拍卖会即将开始,一个矮小精干的汉子挤过人群,朝奴隶棚子里走了过来。他穿了一件有格子的衬衫,胸口却袒露着,下身的一条马裤看上去又脏又旧。他那副跃跃欲试的样子,让人觉得他似乎已打定主意要做笔生意。他走到黑奴们面前,挨个审视起来。那人走得越近,汤姆就越是生出一种恐惧和厌恶的感觉。这个人个子不高,那双手臂却力大无穷。他长着一颗子弹形的脑袋,眉毛是那种让人不爽的茶褐色,浅灰色的眼睛和焦黄色的粗硬头发凑合到一起,让汤姆生出一种说不出的厌恶。当他走近汤姆时,汤姆发现这人伸出来的手又黑又脏,手背上还尽是毛茸茸的吓人的汗斑。他走到汤姆身边,一只手用力地抓住汤姆的下巴,另一只脏手扳开他的嘴察看他的牙齿。然后,他命令汤姆卷起袖子,又察看他的肌肉,还让汤姆转动身子接连跳了几跳,看样子是要试试他的脚力。汤姆一面转动身子,一面向四处张望,希望这个时候出现一个救星。
“你干过些什么样的活?”
“管理过种植园。”汤姆答道。
“看样子倒像那么回事!”那汉子继续向前走去,在阿道夫面前他又停了一会儿,瞧了瞧,把一口黄黄的烟叶汁吐到阿道夫那双擦得锃亮的皮鞋上,还轻蔑地“哼”了一声。
拍卖的槌声响了起来。
“下一个轮到你了,伙计!听到了没有?”拍卖人冲着汤姆嚷道。
汤姆走上台去,根据要求做那些规定的展示自己体力的动作。他一边做动作,一边战战兢兢地环视四周,场内那些买主一片喧嚣。就在这时,拍卖人就像放连珠炮一样,用夹杂着法语语法的英语介绍汤姆的经历。刚刚介绍完毕,下面接连响起投标的呼声。就在汤姆集中注意力的一刹那,只听“咚”的一声,木槌重重地敲了下去,拍卖人敲定了最后一位买主喊出的成交价格。当那个“元”字音符落下时,这场交易完成了——汤姆当即被推到新主人的身边。新主人就是那个不讨人喜欢的子弹形脑袋。
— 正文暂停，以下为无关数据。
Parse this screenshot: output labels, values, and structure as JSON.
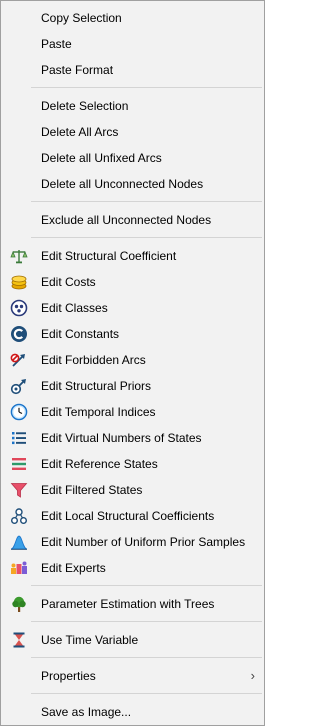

这位主人用轮船把新买的奴隶运回他的种植园。这是一艘简陋的小轮船,以一种不快不慢的速度行驶在红河上。汤姆坐在轮船的最底层,脚上套着沉重的脚镣,手上戴着手铐。与沉重的脚镣、手铐相比,他此时的心情更加沉重。在他的天空中,月亮坠落了,星星也坠落了,一切美好的东西曾以那么华丽的方式展现在他的面前,可转瞬之间就消散得如同过眼云烟一般。在汤姆的脑海里,肯塔基种植园里的妻子儿女、仁慈的主人,豪华气派的圣克莱尔公馆,长着棕色长发的伊娃,英俊、乐观而自信的圣克莱尔先生,那些惬意的时光,那些美好的时刻,这个时候就像流水一样,就像岸边的景物一样,全都消逝了。汤姆剩下的,除了空空两手,还有什么呢?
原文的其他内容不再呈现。